Appl Environ Microbiol. 1992 May;58(5):1447-50. doi: 10.1128/aem.58.5.1447-1450.1992.
A nonsporulating strain of Streptomyces diastaticus producing alpha-L-arabinofuranosidase activity (EC 3.2-1.55) was isolated from soil. Two alpha-L-arabinosidases were purified by ion-exchange chromatography and chromatofocusing. The enzymes had molecular weights of 38,000 (C1) and 60,000 (C2) and pIs of 8.8 and 8.3, respectively. The optimum pH range of activity for both enzymes was between 4 and 7. The apparent Km values with p-nitrophenyl arabinofuranoside as the substrate were 10 mM (C1) and 12.5 mM (C2). C1 retained 50% of its activity after 8 h of incubation at 25 degrees C, while C2 retained 80% activity. After 3 h of incubation at 50 degrees C, C1 lost 90% of its initial activity while C2 lost only 40%. The purified enzymes hydrolyzed p-nitrophenyl alpha-L-arabinofuranoside and liberated arabinose from arabinoxylan and from a debranched beta-1,5-arabinan.

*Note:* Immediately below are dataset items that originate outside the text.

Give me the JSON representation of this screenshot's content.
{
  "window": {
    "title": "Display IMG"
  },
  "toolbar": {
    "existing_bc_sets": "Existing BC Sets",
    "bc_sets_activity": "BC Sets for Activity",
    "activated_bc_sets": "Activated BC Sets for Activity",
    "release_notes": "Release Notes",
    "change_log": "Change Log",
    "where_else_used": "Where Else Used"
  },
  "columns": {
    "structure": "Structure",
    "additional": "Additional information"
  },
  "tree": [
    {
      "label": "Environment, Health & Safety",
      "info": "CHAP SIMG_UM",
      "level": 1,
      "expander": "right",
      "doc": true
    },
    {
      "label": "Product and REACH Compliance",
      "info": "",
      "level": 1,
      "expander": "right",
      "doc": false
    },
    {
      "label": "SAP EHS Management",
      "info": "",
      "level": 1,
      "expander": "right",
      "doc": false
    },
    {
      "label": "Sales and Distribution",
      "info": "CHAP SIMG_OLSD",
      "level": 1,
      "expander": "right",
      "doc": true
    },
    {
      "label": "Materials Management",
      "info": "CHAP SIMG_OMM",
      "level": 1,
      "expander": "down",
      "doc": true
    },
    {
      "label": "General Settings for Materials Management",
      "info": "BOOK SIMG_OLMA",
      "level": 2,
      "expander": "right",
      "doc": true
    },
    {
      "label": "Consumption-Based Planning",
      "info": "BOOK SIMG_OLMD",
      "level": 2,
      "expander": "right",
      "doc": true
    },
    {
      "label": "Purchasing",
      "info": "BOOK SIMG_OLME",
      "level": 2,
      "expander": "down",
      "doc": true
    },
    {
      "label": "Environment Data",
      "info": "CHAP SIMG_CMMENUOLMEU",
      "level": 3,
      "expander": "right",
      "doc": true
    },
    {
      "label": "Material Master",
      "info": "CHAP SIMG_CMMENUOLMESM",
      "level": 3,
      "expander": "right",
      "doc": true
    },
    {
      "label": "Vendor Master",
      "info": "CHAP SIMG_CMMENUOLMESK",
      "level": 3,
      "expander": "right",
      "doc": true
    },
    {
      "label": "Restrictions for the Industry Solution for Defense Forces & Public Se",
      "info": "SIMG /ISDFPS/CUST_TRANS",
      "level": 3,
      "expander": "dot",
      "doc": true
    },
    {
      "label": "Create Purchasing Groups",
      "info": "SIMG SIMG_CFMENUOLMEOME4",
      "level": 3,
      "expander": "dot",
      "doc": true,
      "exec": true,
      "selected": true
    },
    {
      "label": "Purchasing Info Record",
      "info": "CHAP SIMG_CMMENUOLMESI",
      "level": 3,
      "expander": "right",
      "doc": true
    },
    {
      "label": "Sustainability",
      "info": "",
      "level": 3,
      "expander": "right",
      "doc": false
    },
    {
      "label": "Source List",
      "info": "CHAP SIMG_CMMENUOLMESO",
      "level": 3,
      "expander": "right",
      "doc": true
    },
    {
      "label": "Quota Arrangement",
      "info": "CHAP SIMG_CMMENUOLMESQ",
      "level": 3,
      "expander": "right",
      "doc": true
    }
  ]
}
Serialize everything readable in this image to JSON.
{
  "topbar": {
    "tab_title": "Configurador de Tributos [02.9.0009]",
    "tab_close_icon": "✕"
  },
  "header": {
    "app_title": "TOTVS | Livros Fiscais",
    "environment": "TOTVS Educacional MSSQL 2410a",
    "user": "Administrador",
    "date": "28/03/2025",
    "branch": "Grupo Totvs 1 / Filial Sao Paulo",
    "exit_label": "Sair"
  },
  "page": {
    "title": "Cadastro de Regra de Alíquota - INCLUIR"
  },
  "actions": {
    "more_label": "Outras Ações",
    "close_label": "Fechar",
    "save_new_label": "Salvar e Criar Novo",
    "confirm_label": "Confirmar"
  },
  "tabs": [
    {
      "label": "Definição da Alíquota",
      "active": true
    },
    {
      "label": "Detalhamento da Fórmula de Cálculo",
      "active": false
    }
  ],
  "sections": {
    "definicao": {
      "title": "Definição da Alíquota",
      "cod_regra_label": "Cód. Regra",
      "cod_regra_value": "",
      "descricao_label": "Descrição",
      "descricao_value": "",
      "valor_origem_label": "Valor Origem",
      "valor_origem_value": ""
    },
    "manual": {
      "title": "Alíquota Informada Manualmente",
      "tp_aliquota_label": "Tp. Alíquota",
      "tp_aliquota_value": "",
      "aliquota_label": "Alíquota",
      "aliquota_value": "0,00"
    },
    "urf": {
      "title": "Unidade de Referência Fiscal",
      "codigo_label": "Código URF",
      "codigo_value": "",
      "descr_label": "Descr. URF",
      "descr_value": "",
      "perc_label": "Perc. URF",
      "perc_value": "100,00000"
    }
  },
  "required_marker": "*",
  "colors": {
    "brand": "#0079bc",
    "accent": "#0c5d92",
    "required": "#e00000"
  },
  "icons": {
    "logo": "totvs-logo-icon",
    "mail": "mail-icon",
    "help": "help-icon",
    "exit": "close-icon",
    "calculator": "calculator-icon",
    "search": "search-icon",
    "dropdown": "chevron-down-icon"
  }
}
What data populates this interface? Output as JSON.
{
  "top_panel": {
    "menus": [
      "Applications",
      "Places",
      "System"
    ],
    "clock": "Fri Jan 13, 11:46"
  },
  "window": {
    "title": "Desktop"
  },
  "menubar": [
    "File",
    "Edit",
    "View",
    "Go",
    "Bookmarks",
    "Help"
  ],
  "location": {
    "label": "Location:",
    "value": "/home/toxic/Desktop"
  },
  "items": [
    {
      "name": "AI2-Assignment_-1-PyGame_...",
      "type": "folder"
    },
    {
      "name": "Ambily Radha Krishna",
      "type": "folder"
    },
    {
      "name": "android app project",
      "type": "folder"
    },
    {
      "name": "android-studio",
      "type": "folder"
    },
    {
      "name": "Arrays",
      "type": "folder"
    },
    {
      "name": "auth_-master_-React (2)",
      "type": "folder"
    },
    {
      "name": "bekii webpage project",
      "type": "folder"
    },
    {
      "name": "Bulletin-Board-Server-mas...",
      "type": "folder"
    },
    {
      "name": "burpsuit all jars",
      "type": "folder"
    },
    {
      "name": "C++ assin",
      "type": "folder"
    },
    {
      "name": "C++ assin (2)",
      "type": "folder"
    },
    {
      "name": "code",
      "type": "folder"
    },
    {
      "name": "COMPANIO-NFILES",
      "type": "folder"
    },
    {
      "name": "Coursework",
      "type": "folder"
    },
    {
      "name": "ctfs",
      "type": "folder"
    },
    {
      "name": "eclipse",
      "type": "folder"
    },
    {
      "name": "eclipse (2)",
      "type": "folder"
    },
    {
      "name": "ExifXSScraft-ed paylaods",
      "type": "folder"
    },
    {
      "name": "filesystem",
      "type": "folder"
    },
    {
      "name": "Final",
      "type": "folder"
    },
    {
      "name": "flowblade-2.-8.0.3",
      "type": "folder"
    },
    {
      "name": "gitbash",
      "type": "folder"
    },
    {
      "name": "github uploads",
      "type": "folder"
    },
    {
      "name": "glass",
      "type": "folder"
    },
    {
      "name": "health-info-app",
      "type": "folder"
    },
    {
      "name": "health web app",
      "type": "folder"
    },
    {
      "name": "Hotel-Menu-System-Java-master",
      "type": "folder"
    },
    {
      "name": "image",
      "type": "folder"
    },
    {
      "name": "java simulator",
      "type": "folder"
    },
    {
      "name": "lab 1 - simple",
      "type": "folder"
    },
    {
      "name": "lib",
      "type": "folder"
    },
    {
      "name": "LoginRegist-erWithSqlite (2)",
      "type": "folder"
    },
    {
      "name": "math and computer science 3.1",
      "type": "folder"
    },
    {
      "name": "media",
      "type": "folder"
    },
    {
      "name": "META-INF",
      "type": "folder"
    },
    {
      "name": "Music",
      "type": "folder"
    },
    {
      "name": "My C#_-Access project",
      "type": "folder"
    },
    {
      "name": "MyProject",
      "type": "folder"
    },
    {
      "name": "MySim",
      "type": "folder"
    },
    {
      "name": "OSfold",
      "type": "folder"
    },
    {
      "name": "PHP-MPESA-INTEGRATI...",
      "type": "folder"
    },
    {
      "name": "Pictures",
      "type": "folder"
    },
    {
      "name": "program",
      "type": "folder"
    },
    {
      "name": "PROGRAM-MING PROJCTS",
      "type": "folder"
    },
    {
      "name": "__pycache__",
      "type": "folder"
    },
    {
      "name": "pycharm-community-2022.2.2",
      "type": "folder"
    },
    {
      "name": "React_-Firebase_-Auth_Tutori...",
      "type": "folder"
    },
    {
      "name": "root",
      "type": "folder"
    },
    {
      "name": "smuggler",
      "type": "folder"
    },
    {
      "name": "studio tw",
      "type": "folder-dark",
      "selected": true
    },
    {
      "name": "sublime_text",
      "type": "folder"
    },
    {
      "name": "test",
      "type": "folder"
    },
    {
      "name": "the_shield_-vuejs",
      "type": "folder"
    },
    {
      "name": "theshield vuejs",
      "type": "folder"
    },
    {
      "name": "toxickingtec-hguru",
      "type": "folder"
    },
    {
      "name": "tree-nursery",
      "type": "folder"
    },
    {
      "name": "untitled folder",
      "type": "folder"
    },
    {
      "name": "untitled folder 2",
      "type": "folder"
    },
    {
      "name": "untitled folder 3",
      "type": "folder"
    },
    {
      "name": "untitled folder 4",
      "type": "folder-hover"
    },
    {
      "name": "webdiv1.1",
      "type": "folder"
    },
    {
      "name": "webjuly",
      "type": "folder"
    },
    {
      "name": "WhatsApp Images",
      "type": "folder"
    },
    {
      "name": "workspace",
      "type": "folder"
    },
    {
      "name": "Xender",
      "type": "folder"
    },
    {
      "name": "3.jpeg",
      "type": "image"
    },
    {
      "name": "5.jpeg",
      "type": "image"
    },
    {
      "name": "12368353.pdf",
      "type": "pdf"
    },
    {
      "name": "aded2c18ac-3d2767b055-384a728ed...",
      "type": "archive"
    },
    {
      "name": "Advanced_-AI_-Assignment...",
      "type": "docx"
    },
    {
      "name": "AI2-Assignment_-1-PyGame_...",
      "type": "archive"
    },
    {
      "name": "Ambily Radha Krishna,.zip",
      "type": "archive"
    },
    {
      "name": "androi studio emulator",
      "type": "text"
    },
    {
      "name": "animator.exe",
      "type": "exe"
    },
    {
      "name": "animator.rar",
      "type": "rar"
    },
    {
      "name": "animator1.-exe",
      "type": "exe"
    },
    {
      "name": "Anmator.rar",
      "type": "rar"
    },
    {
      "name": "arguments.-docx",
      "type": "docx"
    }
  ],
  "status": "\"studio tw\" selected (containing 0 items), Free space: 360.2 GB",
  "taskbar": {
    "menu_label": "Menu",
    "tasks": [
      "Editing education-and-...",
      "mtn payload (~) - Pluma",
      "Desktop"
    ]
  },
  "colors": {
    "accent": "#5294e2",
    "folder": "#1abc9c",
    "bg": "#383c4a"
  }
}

从土壤中分离出一株不产孢的淀粉酶链霉菌,该菌株具有α-L-阿拉伯呋喃糖苷酶活性(EC 3.2-1.55)。通过离子交换色谱和色谱聚焦法纯化了两种α-L-阿拉伯糖苷酶。这两种酶的分子量分别为38,000(C1)和60,000(C2),等电点分别为8.8和8.3。两种酶的最适pH活性范围均在4至7之间。以对硝基苯基阿拉伯呋喃糖苷为底物时,其表观Km值分别为10 mM(C1)和12.5 mM(C2)。C1在25℃孵育8小时后保留了50%的活性,而C2保留了80%的活性。在50℃孵育3小时后,C1失去了90%的初始活性,而C2仅失去了40%。纯化后的酶可水解对硝基苯基α-L-阿拉伯呋喃糖苷,并从阿拉伯木聚糖和去分支的β-1,5-阿拉伯聚糖中释放出阿拉伯糖。